Ortaokul matematik dersi öğretim programında cebir öğrenme alanına ilişkin kazanımlar ilk olarak 6. sınıfta yer almaktadır. 6. sınıf  düzeyindeki öğrencilerden sayı örüntülerinde istenilen terimi bulmaları, cebirsel ifadeleri anlamlandırmaları beklenmektedir. 7. sınıf düzeyine ait cebirsel ifadeler ile eşitlik ve denklem olmak üzere iki alt öğrenme alanı bulunmaktadır. Bu sınıf seviyesinde öğrencilerin cebirsel ifadelerde toplama ve çıkarma işlemlerini yapmaları, eşitlik kavramını anlamaları, birinci dereceden bir bilinmeyenli denklemleri ve bir bilinmeyenli denklemler ile ilgili problemleri çözmeleri beklenmektedir. Ortaokul matematik dersi öğretim programında 8. sınıf düzeyinde cebir öğrenme alanına daha geniş bir yer verildiği söylenebilir. Bu seviyede cebirsel ifadeler ve özdeşlikler, doğrusal denklemler, eşitsizlikler konuları işlenmektedir. Öğrencilerin cebirsel ifadeleri ve özdeşlikleri anlamaları ve cebirsel ifadeleri çarpanlara ayırmaları beklenmektedir. Bunlara ek olarak iki değişken arasındaki doğrusal ilişkinin incelenmesi ve denklem çözümleri yer almaktadır. Ortaokul cebir konuları bir bilinmeyenli eşitsizliklerin incelenmesi ile sona ermektedir.

Cebirsel Düşünme Nedir?

Matematikte cebirsel düşünme, öğrencilerde matematiksel düşünme araçlarının ve cebirsel düşünme araçlarının bir birleşimi olarak erken çocukluk yıllarından itibaren şekillenmektedir. . Bu iki kavramın öğrencinin zihninde şekillenmesi sonraki yıllarda aritmetik ile başlamaktadır. Bu başlangıç, öğrencilerin hesaplamaları ve ilişkilendirmeleri çeşitli sistemler üzerinde modelleyerek yapmalarını, fonksiyonlar oluşturmalarını sağlamaktadır. İlkokulda, ortaokulda, lisede ve üniversitede cebirsel düşünme, öğrencilerin matematikte bütün öğrenme alanlarını kapsayacak şekilde matematiğin çoklu değişkenlerini kullandıkları bir dil olarak kullanmalarına yardımcı olmaktadır (Kaput,2008). 

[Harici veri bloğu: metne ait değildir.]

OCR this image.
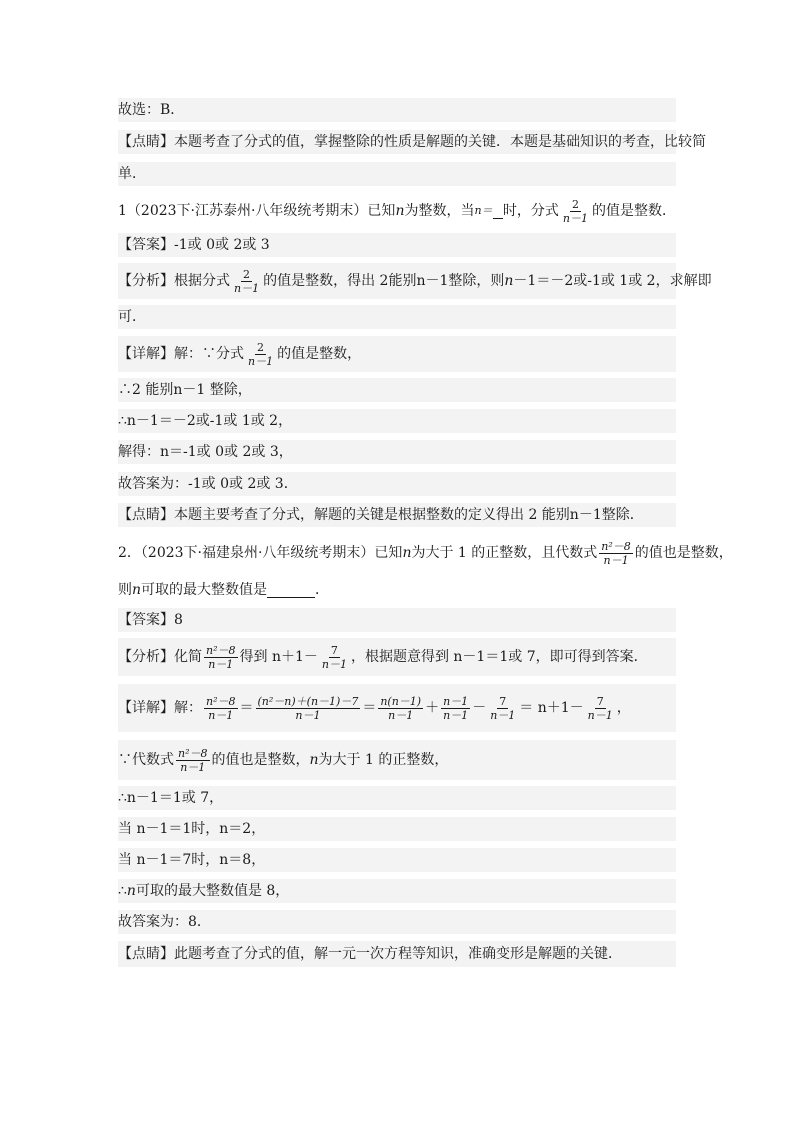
故选：B．
【点睛】本题考查了分式的值，掌握整除的性质是解题的关键．本题是基础知识的考查，比较简
单．
1（2023下·江苏泰州·八年级统考期末）已知 n 为整数，当 n＝ 时，分式 $\frac{2}{n-1}$ 的值是整数．
【答案】-1或 0或 2或 3
【分析】根据分式 $\frac{2}{n-1}$ 的值是整数，得出 2能别n－1整除，则 n －1＝－2或-1或 1或 2，求解即
可．
【详解】解：∵分式 $\frac{2}{n-1}$ 的值是整数，
∴2 能别n－1 整除，
∴n－1＝－2或-1或 1或 2，
解得：n＝-1或 0或 2或 3，
故答案为：-1或 0或 2或 3．
【点睛】本题主要考查了分式，解题的关键是根据整数的定义得出 2 能别n－1整除．
2．（2023下·福建泉州·八年级统考期末）已知 n 为大于 1 的正整数，且代数式 $\frac{\text{n²－8}}{n-1}$ 的值也是整数，
则 n 可取的最大整数值是	．
【答案】8
【分析】化简 $\frac{\text{n²－8}}{n-1}$ 得到 $n+1- \frac{7}{n-1}$ ，根据题意得到 n－1＝1或 7，即可得到答案．
【详解】解： $\frac{\text{n²－8}}{n-1} = \frac{\text{(n²－n)＋(n－1)－7}}{n-1} = \frac{n(n-1)}{n-1} + \frac{n-1}{n-1} - \frac{7}{n-1} = n+1- \frac{7}{n-1}$ ，
∵代数式 $\frac{\text{n²－8}}{n-1}$ 的值也是整数， n 为大于 1 的正整数，
∴n－1＝1或 7，
当 n－1＝1时，n＝2，
当 n－1＝7时，n＝8，
∴ n 可取的最大整数值是 8，
故答案为：8．
【点睛】此题考查了分式的值，解一元一次方程等知识，准确变形是解题的关键．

Öğrencilerin cebirsel düşünmeye yönelik olarak ilk adımları erken çocukluk yaşlarında desenleri, sayıları, karşılaştıkları nesneleri; şekillerine ve renklerine göre sınıflandırması ile başlar. Sonrasında genelleştirilmiş aritmetiğin mantığını kavrarken sayı duyusu ve sayı kavramının ne demek olduğunu da öğrenirler. Öğrenciler bu sayede toplama ve çarpmanın mantığını kavrayarak problemleri tanır ve problem üzerinde çeşitli çözüm stratejileri geliştirirler. Öğrenciler mantıksal ilişkilendirmelerini bu yaşlarda geliştirmeye ve kullanmaya başlamaktadır. Bu da ortaokulda cebir öğrenme alanı başta olmak üzere çeşitli öğrenme alanlarına temel oluşturmaktadır. 

Sonraki yıllarda öğrenciler ortaokulda karşılaştıkları bilinmeyenler ve değişkenler üzerinde çeşitli geometrik modellemelerin çıkarımlarını yaparlar. Geometrik desenlerde vedenklemlerde kullandıkları genelleştirmelerin üzerine sembol kullanımını da ekleyerek çeşitli cebirsel düşünme araçlarını kullanırlar. Öğrenciler, cebirsel düşünme araçlarını geometri ve ölçme, istatistik, sayılar ve işlemler olmak üzere ortaokulda bütün öğrenme alanlarında kullanmaya ve birbirleri ile ilişkilendirmeye başlarlar. Bu yıllarda öğrenciler bilinmeyen kavramını zihinlerinde kullanarak, problemler üzerinde cebiri bir dil olarak hayatlarına yerleştirmeye başlarlar.(Kaput,2008)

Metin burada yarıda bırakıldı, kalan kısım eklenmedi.